In Florida, divorce law follows equitable distribution of marriage assets. When dividing property, courts determine what is fair based on specific factors. Most of the time, this results in 50/50 division, but that is not always the case.
One exemption from this process is separate property. There are some assets that are exclusively yours, meaning your former spouse has no claim of ownership. An understanding of what qualifies as separate property will help you during your divorce proceedings.
Gifts and inheritances
If you receive a large sum of money or expensive asset as a gift from a third party, it is generally excluded from marital property distribution. However, it is important to show evidence that the giver presented the gift to you individually, rather than to you both as a couple.
Likewise, if you receive a bequest from a deceased relative, this inheritance belongs to you alone. This assumes that your family member left the money or asset to you exclusively.
It is crucial that you keep the gift or inheritance separate from other community assets. Once you deposit the monetary value into a joint account, those funds become property of the marriage. In other words, the asset is then fair game for division.

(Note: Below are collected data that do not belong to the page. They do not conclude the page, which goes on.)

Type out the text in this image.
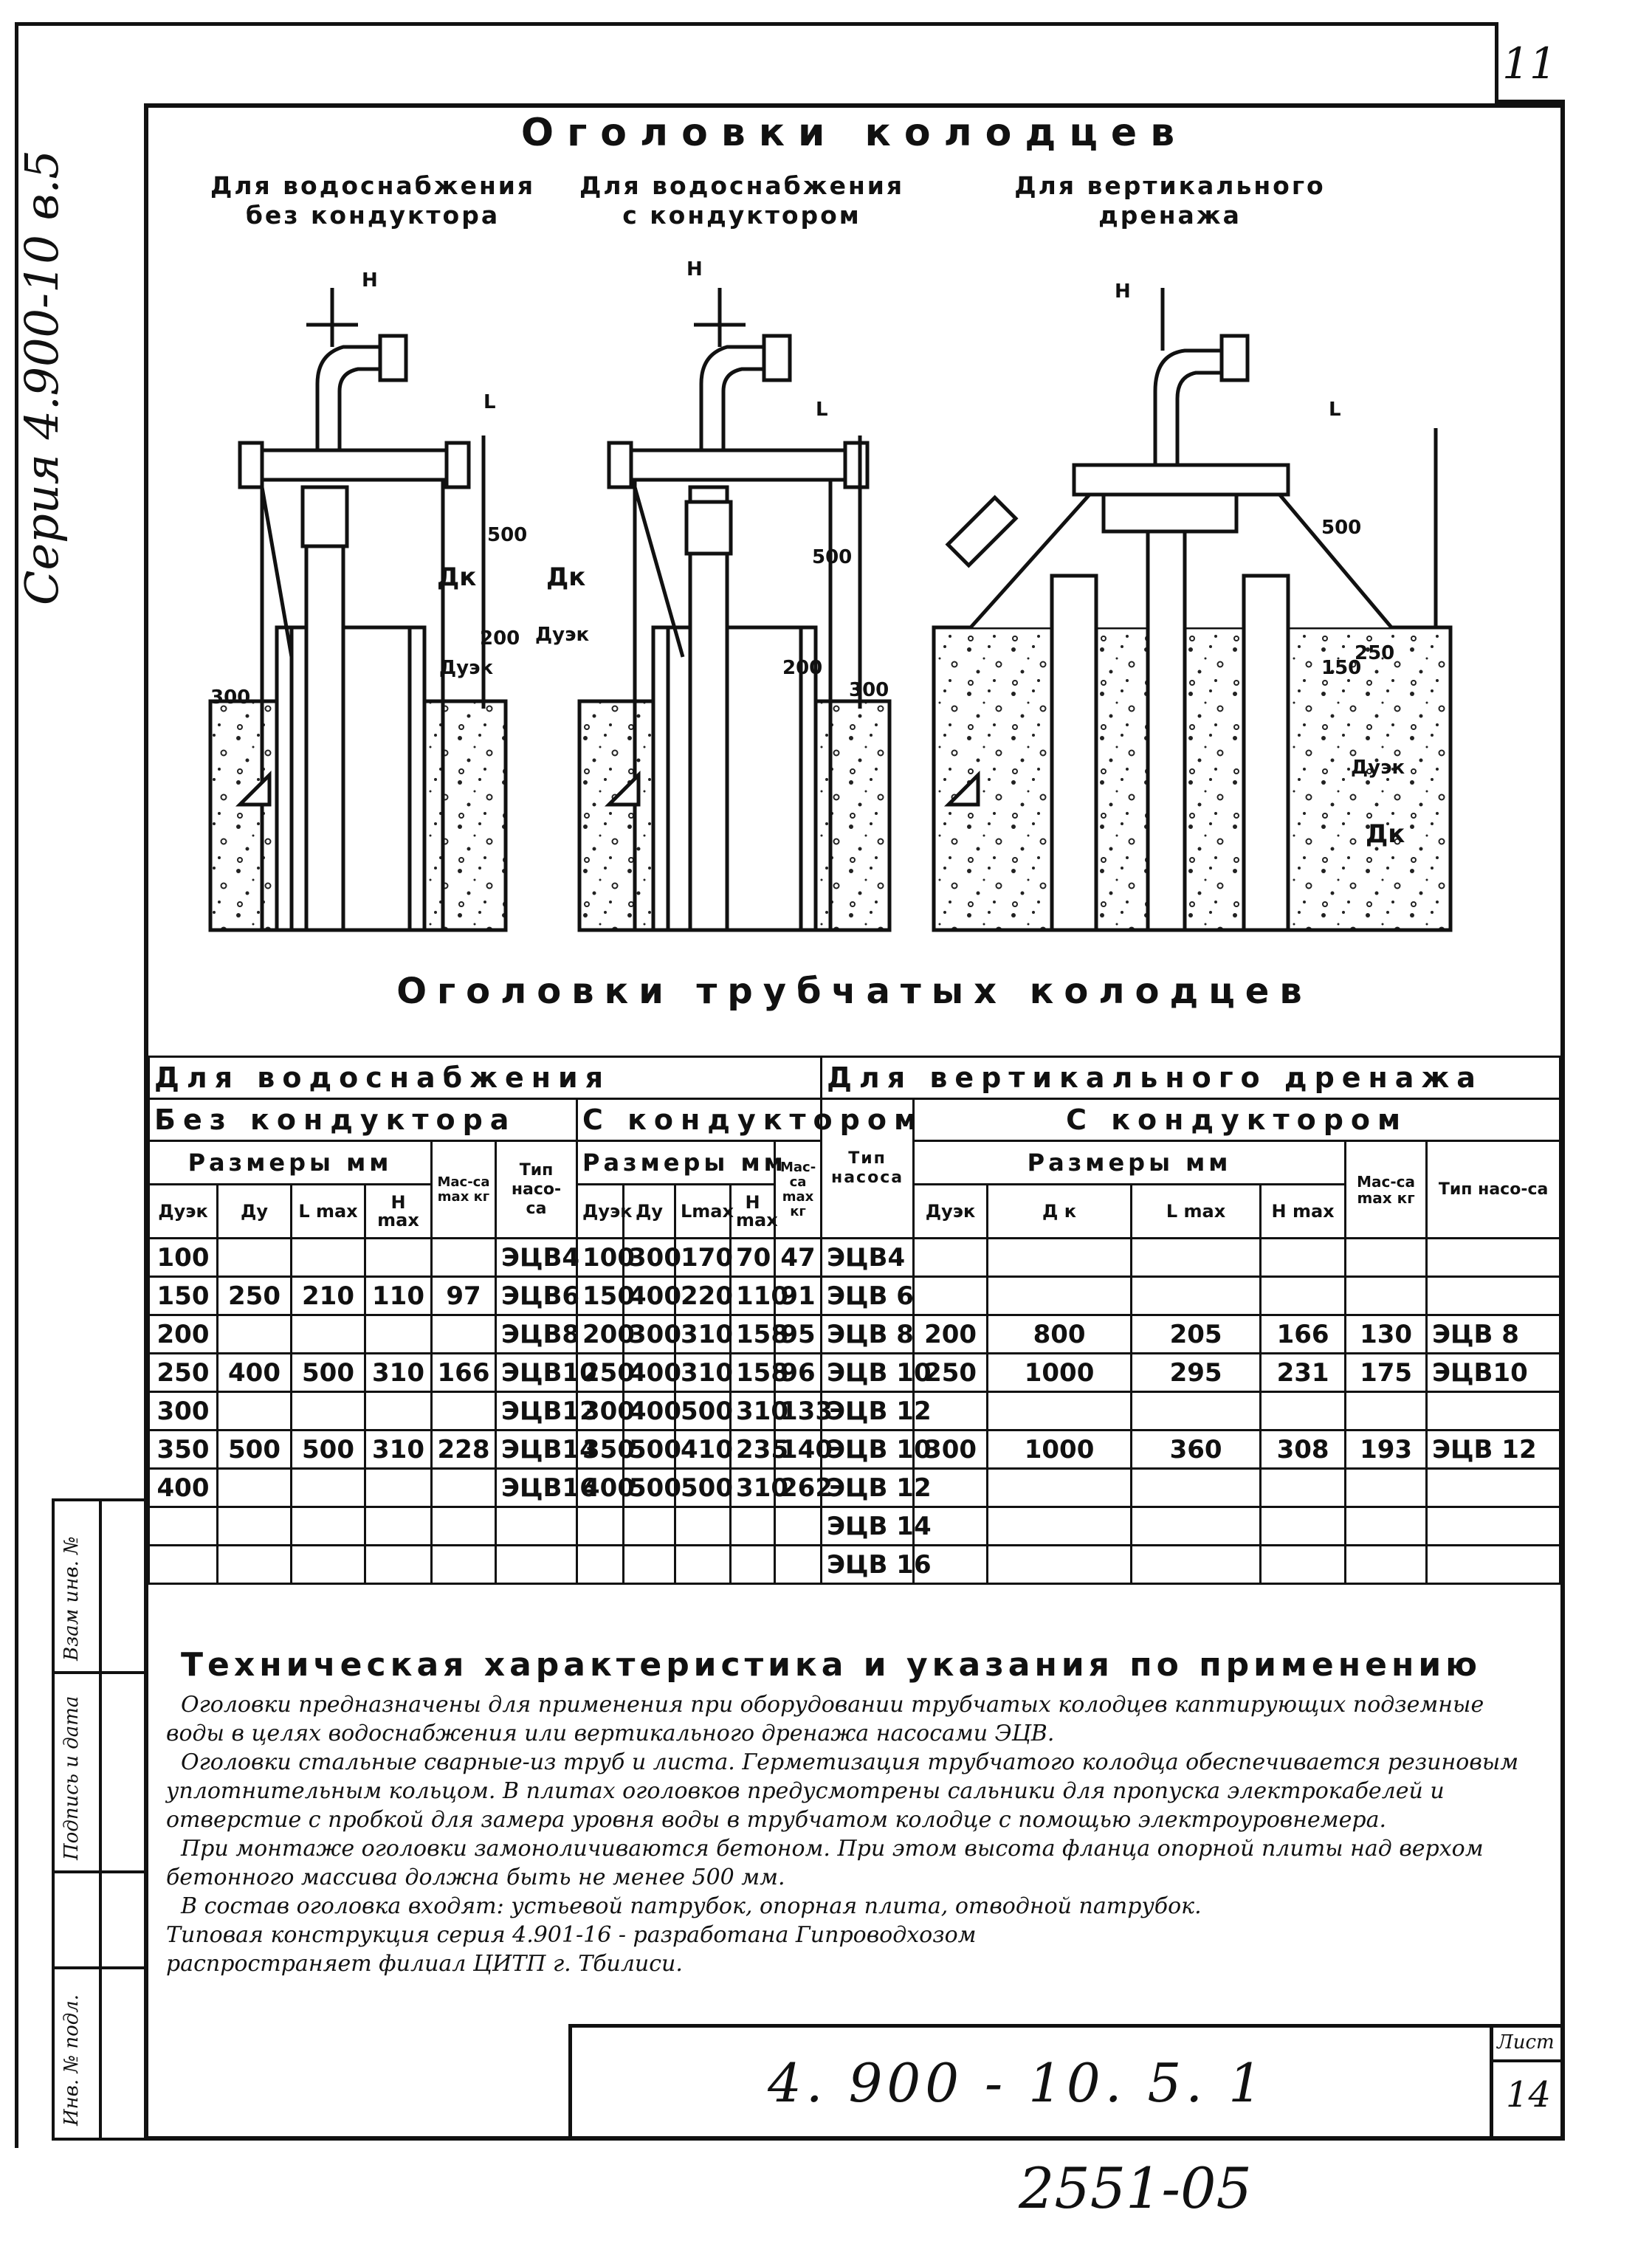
11
Серия 4.900-10 в.5
Взам инв. №
Подпись и дата
Инв. № подл.
Оголовки колодцев
Для водоснабжения без кондуктора
Для водоснабжения с кондуктором
Для вертикального дренажа
Н	Н
Н
L	L	L
500
500
500
200
200
300	300
150
250
Дк	Дк
Дк
Дуэк
Дуэк
Дуэк
Оголовки трубчатых колодцев
Для водоснабжения											Для вертикального дренажа						
Без кондуктора						С кондуктором					Тип насоса	С кондуктором					
Размеры мм				Мас-са max кг	Тип насо-са	Размеры мм				Мас-са max кг		Размеры мм				Мас-са max кг	Тип насо-са
Дуэк	Ду	L max	H max			Дуэк	Ду	Lmax	H max			Дуэк	Д к	L max	H max		
100					ЭЦВ4	100	300	170	70	47	ЭЦВ4						
150	250	210	110	97	ЭЦВ6	150	400	220	110	91	ЭЦВ 6						
200					ЭЦВ8	200	300	310	158	95	ЭЦВ 8	200	800	205	166	130	ЭЦВ 8
250	400	500	310	166	ЭЦВ10	250	400	310	158	96	ЭЦВ 10	250	1000	295	231	175	ЭЦВ10
300					ЭЦВ12	300	400	500	310	133	ЭЦВ 12						
350	500	500	310	228	ЭЦВ14	350	500	410	235	140	ЭЦВ 10	300	1000	360	308	193	ЭЦВ 12
400					ЭЦВ16	400	500	500	310	262	ЭЦВ 12						
											ЭЦВ 14						
											ЭЦВ 16						
Техническая характеристика и указания по применению
Оголовки предназначены для применения при оборудовании трубчатых колодцев каптирующих подземные воды в целях водоснабжения или вертикального дренажа насосами ЭЦВ.
Оголовки стальные сварные-из труб и листа. Герметизация трубчатого колодца обеспечивается резиновым уплотнительным кольцом. В плитах оголовков предусмотрены сальники для пропуска электрокабелей и отверстие с пробкой для замера уровня воды в трубчатом колодце с помощью электроуровнемера.
При монтаже оголовки замоноличиваются бетоном. При этом высота фланца опорной плиты над верхом бетонного массива должна быть не менее 500 мм.
В состав оголовка входят: устьевой патрубок, опорная плита, отводной патрубок.
Типовая конструкция серия 4.901-16 - разработана Гипроводхозом
распространяет филиал ЦИТП г. Тбилиси.
4. 900 - 10. 5. 1
Лист
14
2551-05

A personal injury settlement may be exempt from the division of property under a few conditions. Awarded compensation must be for pain and suffering rather than the cost of the injury.
For example, lost wages and medical bills affect the finances of both parties. It then stands to reason that both parties benefit from the lawsuit, provided the court grants a settlement on these grounds. Similar to gifts and inheritances, this money becomes marital property once you mix it with joint accounts.
The division-of-assets procedure can leave you with a lot of questions. Ultimately, the best way to protect separate property is to keep it away from the family’s other finances.